NSA: Proteger los territorios indígenas para lograr compromisos del Acuerdo de París

NSA: Proteger los territorios indígenas para lograr compromisos del Acuerdo de París

Un estudio publicado en la revista de la Academia Nacional de Ciencias de los Estados Unidos – NSA afirma que, para lograr los objetivos del Acuerdo de París, es necesario apoyar la gestión de la tierra de los pueblos indígenas de la Amazonía. Los autores indican que los países de la región solo podrán cumplir sus Contribuciones Nacionales Determinadas – NDC si los pueblos indígenas y comunidades locales tienen la capacidad de mantener el bosque en pie.

El artículo titulado «El papel de la conversión, degradación y perturbación de los bosques en la dinámica del carbono de los territorios indígenas y áreas protegidas de la Amazonía«, confirma que las emisiones en tierras controladas y habitadas por pueblos indígenas es menor que en tierras con otros derechos otorgados. Esto debido a que los pueblos indígenas han impedido la deforestación y, por tanto, las emisiones de gases de efecto invernadero son menores.

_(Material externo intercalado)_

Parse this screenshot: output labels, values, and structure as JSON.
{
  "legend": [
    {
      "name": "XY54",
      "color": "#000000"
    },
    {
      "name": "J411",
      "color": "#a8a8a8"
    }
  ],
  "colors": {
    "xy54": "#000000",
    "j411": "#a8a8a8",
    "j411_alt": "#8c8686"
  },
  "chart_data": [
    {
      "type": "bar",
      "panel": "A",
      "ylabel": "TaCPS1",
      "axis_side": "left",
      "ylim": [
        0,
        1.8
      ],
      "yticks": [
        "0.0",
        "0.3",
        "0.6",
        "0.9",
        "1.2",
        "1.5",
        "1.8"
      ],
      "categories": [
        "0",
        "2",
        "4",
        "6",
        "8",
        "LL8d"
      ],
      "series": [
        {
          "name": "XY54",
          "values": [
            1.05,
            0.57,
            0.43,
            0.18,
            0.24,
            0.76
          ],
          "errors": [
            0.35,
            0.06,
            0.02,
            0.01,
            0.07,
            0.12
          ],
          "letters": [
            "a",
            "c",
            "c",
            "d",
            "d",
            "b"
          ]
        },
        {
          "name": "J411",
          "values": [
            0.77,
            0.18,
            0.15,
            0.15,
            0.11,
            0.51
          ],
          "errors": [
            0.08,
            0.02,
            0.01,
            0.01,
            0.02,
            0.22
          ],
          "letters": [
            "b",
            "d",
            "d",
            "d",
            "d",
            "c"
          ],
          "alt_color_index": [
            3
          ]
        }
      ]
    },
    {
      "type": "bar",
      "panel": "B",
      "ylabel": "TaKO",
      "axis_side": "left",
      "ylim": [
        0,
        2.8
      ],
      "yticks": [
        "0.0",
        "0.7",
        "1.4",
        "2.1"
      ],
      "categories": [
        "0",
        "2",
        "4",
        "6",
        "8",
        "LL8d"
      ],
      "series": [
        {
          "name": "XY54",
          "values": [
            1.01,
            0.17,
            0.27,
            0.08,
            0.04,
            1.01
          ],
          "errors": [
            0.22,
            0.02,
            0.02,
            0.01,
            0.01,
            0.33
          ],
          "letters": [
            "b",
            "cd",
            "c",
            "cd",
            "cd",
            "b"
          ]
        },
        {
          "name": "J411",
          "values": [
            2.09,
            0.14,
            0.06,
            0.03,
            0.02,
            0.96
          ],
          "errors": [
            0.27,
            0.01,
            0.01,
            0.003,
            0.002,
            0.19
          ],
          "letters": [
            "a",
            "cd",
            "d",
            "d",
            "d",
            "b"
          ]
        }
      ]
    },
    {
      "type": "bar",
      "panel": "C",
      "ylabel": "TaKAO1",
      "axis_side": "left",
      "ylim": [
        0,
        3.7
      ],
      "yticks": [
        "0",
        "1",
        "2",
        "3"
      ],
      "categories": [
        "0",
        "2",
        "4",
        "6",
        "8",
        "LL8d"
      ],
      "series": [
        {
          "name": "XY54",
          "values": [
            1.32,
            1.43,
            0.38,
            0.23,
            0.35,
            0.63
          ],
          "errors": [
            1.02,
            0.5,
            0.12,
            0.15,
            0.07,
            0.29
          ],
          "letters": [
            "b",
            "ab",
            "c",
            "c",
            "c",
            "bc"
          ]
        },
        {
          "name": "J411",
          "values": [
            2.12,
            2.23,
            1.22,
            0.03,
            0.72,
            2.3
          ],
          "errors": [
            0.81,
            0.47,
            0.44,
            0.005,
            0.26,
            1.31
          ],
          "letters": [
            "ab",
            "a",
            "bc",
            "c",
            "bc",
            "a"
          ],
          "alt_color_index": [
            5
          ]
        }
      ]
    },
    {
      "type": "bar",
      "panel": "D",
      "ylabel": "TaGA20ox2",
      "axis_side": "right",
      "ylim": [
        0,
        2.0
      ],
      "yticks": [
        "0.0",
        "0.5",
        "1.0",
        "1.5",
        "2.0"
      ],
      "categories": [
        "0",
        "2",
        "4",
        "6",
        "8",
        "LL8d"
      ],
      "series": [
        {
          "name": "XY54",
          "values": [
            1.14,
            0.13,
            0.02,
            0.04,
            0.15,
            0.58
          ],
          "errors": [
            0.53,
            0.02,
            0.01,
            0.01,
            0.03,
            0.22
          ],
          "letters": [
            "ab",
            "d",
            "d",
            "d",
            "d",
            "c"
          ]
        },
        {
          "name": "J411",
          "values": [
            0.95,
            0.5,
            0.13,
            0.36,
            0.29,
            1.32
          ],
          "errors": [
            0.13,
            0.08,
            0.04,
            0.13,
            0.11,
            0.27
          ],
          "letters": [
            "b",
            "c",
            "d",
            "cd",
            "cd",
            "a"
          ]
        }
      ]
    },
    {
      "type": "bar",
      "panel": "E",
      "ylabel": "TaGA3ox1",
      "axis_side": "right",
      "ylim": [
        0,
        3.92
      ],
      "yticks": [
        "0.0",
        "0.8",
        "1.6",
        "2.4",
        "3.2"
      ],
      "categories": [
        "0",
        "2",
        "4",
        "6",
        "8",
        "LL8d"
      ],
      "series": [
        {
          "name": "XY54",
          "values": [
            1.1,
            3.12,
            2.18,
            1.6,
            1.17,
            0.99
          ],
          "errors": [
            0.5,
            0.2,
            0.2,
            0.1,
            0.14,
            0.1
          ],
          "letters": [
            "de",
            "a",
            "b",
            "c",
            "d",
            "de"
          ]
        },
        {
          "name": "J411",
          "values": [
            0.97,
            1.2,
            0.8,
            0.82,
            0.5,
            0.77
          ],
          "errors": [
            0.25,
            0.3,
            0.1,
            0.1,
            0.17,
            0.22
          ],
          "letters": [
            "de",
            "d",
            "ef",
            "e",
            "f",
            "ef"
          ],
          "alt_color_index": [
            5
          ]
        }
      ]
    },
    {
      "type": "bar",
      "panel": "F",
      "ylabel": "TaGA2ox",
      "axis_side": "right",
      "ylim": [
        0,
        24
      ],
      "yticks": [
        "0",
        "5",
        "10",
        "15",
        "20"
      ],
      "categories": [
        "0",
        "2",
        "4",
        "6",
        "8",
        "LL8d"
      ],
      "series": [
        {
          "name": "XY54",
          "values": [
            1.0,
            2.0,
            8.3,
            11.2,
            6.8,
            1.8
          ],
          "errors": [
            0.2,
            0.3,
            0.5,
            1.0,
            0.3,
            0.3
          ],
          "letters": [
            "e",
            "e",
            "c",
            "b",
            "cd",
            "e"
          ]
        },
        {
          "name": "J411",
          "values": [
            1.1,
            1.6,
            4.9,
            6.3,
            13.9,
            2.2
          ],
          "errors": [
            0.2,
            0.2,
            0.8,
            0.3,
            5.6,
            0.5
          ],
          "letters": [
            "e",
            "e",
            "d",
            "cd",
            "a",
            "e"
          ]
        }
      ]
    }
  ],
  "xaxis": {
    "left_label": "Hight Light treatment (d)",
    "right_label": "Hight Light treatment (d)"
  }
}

La NSA calcula que se necesitaría un 60% de reducción de gases de efecto invernadero para mantener el calentamiento global por debajo de los 2°C. Este porcentaje se alcanzaría reduciendo la deforestación y degradación de los bosques, ampliando las capacidades de reforestar o restaurar de las porciones ya afectadas. 

Según el estudio, las tierras indígenas y las áreas naturales protegidas almacenaron más de la mitad del carbono de la región el año 2016, con muy poca pérdida. «Se requiere una mayor protección política y apoyo financiero para la gestión de las tierras de pueblos indígenas y comunidades locales», explican los autores del estudio.

AMENAZAS EN EL TERRITORIO

Foto: Jacob Balzani

Se estima que 1.7 millones de personas de 375 pueblos indígenas viven en territorios indígenas y áreas naturales protegidas de los nueve países que abarca el bioma amazónico; protegiendo más de la mitad del total del territorio amazónico. Sin embargo, los pueblos indígenas no tienen seguridad sobre su territorio, establecen los autores del artículo.

Se calcula que una cuarta parte de las tierras indígenas reconocidas se superponen a concesiones otorgadas a actividades extractivas como minería e hidrocarburos. Asimismo, la tala forestal insostenible y la deforestación está en aumento en los nueve países de la cuenca amazónica. En especial en Brasil, Bolivia, Colombia, Ecuador, Venezuela y Perú.

“Las tierras indígenas y las áreas protegidas son cada vez más vulnerables a los procesos de degradación y perturbación de los bosques, provocando la disminución del almacenamiento de carbono”, explican. Sin embargo, en muchos casos, los impulsores de la degradación forestal se originan fuera de las tierras protegidas pero tienen impactos experimentados dentro de las tierras indígenas y protegidas.

El estudio señala que algunas impulsores de degradación son las concesiones activas de petróleo y las carreteras de acceso, con la consecuente colonización y tala ilegal. Otros impulsores serían la extracción ilegal de recursos, las sequías inducidas por el clima y los incendios forestales.

PROTEGER LOS DERECHOS Y LA AMAZONÍA

Foto: Marlon Flores

El debilitamiento de la normativa ambiental, de protección de derechos indígenas juega en contra y es una amenaza para los pueblos indígenas. Ya que los Estados apuestan por demandas de tierras, energía y recursos minerales de la región. «Revertir esta tendencia es fundamental para el futuro de los bosques amazónicos que amortiguan el clima y el éxito del Acuerdo de París», recomiendan los autores.

Por ello, los investigadores recalcan que es necesario crear medidas eficaces para la gestión de recursos, aplicación de la ley y mitigación climática. Y señala como responsables de la pérdida de bosques a factores como la agitación política, inestabilidad económica, presiones del mercado e impactos del cambio climático.

«Se necesitan renovados esfuerzos regionales para fortalecer la aplicación de la ley a fin de evitar actividades extractivas ilegales dentro y alrededor de las tierras indígenas y las ANP», concluyen.